Direct observation of a fossil high-temperature, fault-hosted, hydrothermal upflow zone in crust formed at the East Pacific Rise
A.K. Barker et al., School of Earth and Ocean Sciences, University of Victoria, P.O. Box 3065 STN CSC, Victoria, British Columbia V8W 3V6, Canada. Pages 379-382.

Fault zones in the ocean crust are commonly hypothesized to act as high-permeability conduits that focus fluid flow in oceanic hydrothermal systems. However, there has been little direct study of faults in crust formed at fast-spreading ridges. Barker et al. describe the geology and geochemistry of an approx. 40-m-wide fault zone within the uppermost sheeted dike complex exposed at Pito Deep (northeast Easter microplate). Titanium-in-quartz thermometry gives temperatures of 392 plus or minus 33 degrees Celsius for quartz precipitation, indicating that this fault zone focused upwelling fluids at temperatures similar to those of black-smoker vent fluids. Correlated enrichment in strontium-87/strontium-86 and MgO in fault breccias, along with other data, provide evidence for mixing between high-temperature upwelling fluids and a seawater-like fluid within the fault zone. Large high-temperature fluid fluxes are required to maintain high temperatures during mixing. If this fault zone is representative of upflow zones beneath hydrothermal vents on the East Pacific Rise, then it is possible that vent fluids evolve thermally and chemically during their ascent, and may not record the precise conditions at the base of the hydrothermal system.


GSA Today Science Article
The digital revolution in geologic mapping

Steven J. Whitmeyer et al., James Madison University, Dept. of Geology & Environmental Science, MSC 6903, Harrisonburg, Virginia, USA. Pages 4-10.

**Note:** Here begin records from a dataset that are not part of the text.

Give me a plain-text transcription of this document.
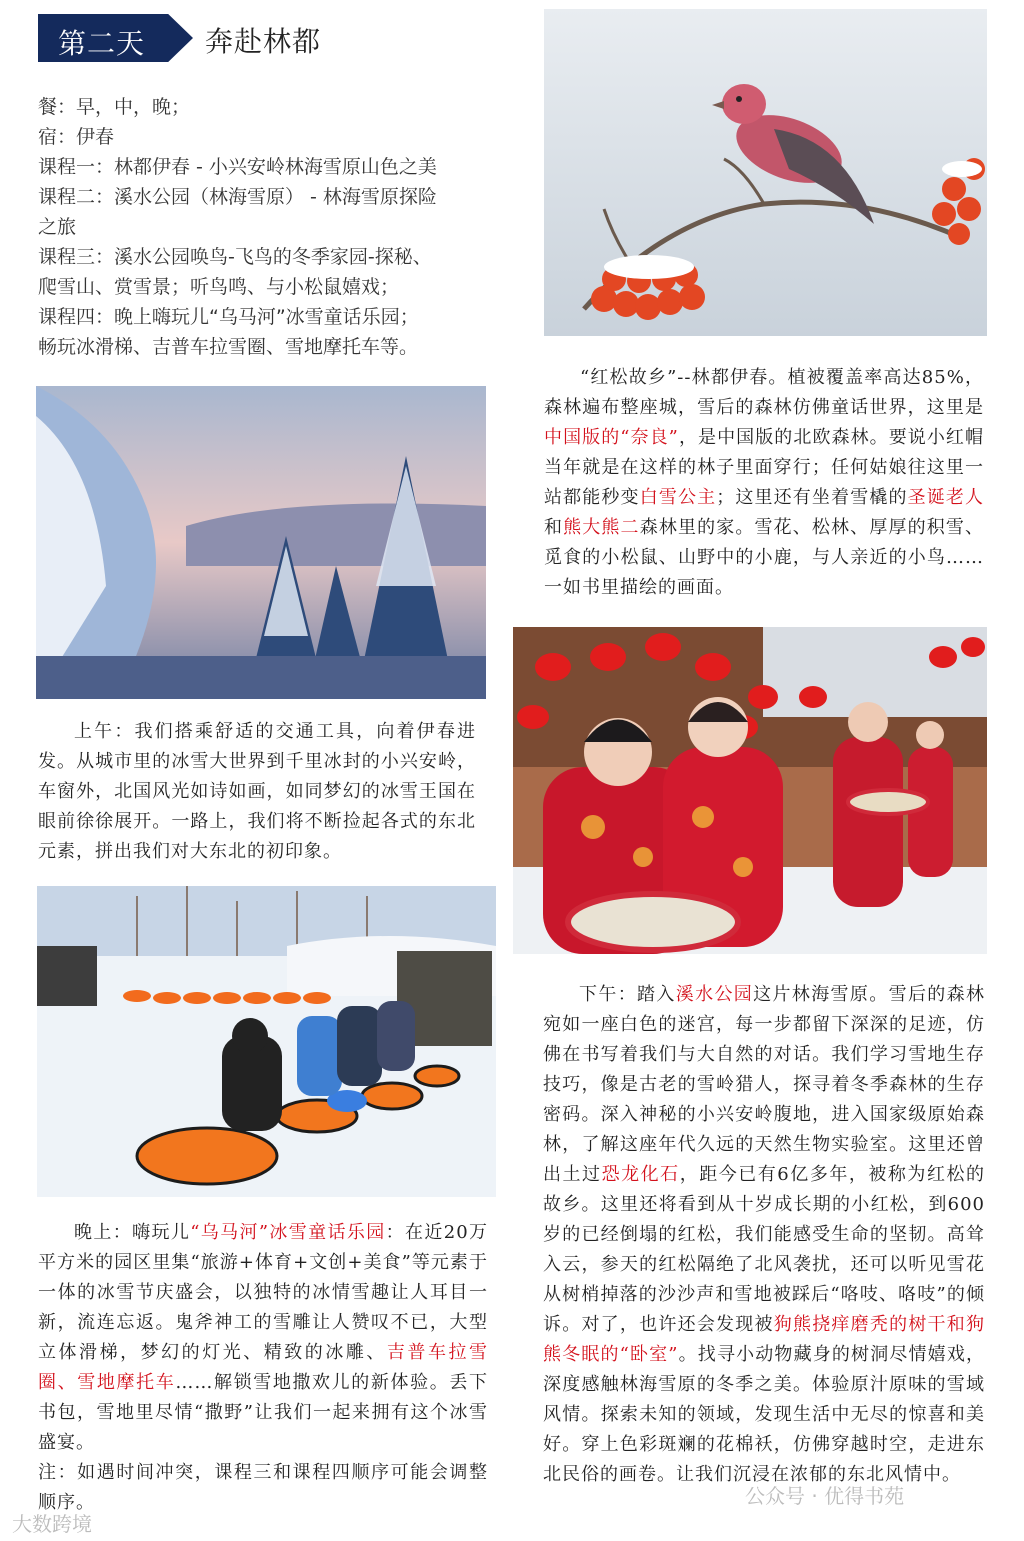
第二天 奔赴林都
餐：早，中，晚；
宿：伊春
课程一：林都伊春 - 小兴安岭林海雪原山色之美
课程二：溪水公园（林海雪原） - 林海雪原探险
之旅
课程三：溪水公园唤鸟-飞鸟的冬季家园-探秘、
爬雪山、赏雪景；听鸟鸣、与小松鼠嬉戏；
课程四：晚上嗨玩儿“乌马河”冰雪童话乐园；
畅玩冰滑梯、吉普车拉雪圈、雪地摩托车等。
“红松故乡”--林都伊春。植被覆盖率高达85%，森林遍布整座城，雪后的森林仿佛童话世界，这里是中国版的“奈良”，是中国版的北欧森林。要说小红帽当年就是在这样的林子里面穿行；任何姑娘往这里一站都能秒变白雪公主；这里还有坐着雪橇的圣诞老人和熊大熊二森林里的家。雪花、松林、厚厚的积雪、觅食的小松鼠、山野中的小鹿，与人亲近的小鸟……一如书里描绘的画面。
上午：我们搭乘舒适的交通工具，向着伊春进发。从城市里的冰雪大世界到千里冰封的小兴安岭，车窗外，北国风光如诗如画，如同梦幻的冰雪王国在眼前徐徐展开。一路上，我们将不断捡起各式的东北元素，拼出我们对大东北的初印象。
下午：踏入溪水公园这片林海雪原。雪后的森林宛如一座白色的迷宫，每一步都留下深深的足迹，仿佛在书写着我们与大自然的对话。我们学习雪地生存技巧，像是古老的雪岭猎人，探寻着冬季森林的生存密码。深入神秘的小兴安岭腹地，进入国家级原始森林，了解这座年代久远的天然生物实验室。这里还曾出土过恐龙化石，距今已有6亿多年，被称为红松的故乡。这里还将看到从十岁成长期的小红松，到600岁的已经倒塌的红松，我们能感受生命的坚韧。高耸入云，参天的红松隔绝了北风袭扰，还可以听见雪花从树梢掉落的沙沙声和雪地被踩后“咯吱、咯吱”的倾诉。对了，也许还会发现被狗熊挠痒磨秃的树干和狗熊冬眠的“卧室”。找寻小动物藏身的树洞尽情嬉戏，深度感触林海雪原的冬季之美。体验原汁原味的雪域风情。探索未知的领域，发现生活中无尽的惊喜和美好。穿上色彩斑斓的花棉袄，仿佛穿越时空，走进东北民俗的画卷。让我们沉浸在浓郁的东北风情中。
晚上：嗨玩儿“乌马河”冰雪童话乐园：在近20万平方米的园区里集“旅游+体育+文创+美食”等元素于一体的冰雪节庆盛会，以独特的冰情雪趣让人耳目一新，流连忘返。鬼斧神工的雪雕让人赞叹不已，大型立体滑梯，梦幻的灯光、精致的冰雕、吉普车拉雪圈、雪地摩托车……解锁雪地撒欢儿的新体验。丢下书包，雪地里尽情“撒野”让我们一起来拥有这个冰雪盛宴。
注：如遇时间冲突，课程三和课程四顺序可能会调整顺序。
大数跨境
公众号 · 优得书苑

The publication in 1815 of Smith's geological map of England laid the groundwork for our modern understanding of Earth's evolution and revolutionized the fledging science of geology. Now, as then, the geological map is what sets geology apart from other sciences. The map is a complex hybrid, being neither pure data nor entirely interpretation. There is no equivalent counterpart in experimental sciences, but neither is the geological map the product of pure observation. It is through geological mapping that we have come to understand Earth, and as our understanding of Earth has evolved, so has the map. But, as is demonstrated in this GSA Today article by Steven Whitmeyer of James Madison University and his colleagues, the geological map is also a product of technology, and the application of digital technology is currently revolutionizing geological mapping. They point to three key developments that have changed the way we map, what we can map, and what data we can depict: (1) free availability of GPS satellite signals, (2) the advent of affordable and ever more powerful mobile computers equipped with Geographic Information System (GIS) software, and (3) the universal availability of Web-based virtual globes (or geobrowsers). The consequence is that mapping can now be conducted while fully "wired," allowing for all available data sets to be brought to bear on the map area. The resulting maps can include 3- and 4-D depictions of Earth, a development that sets the stage for yet another revolution in understanding Earth.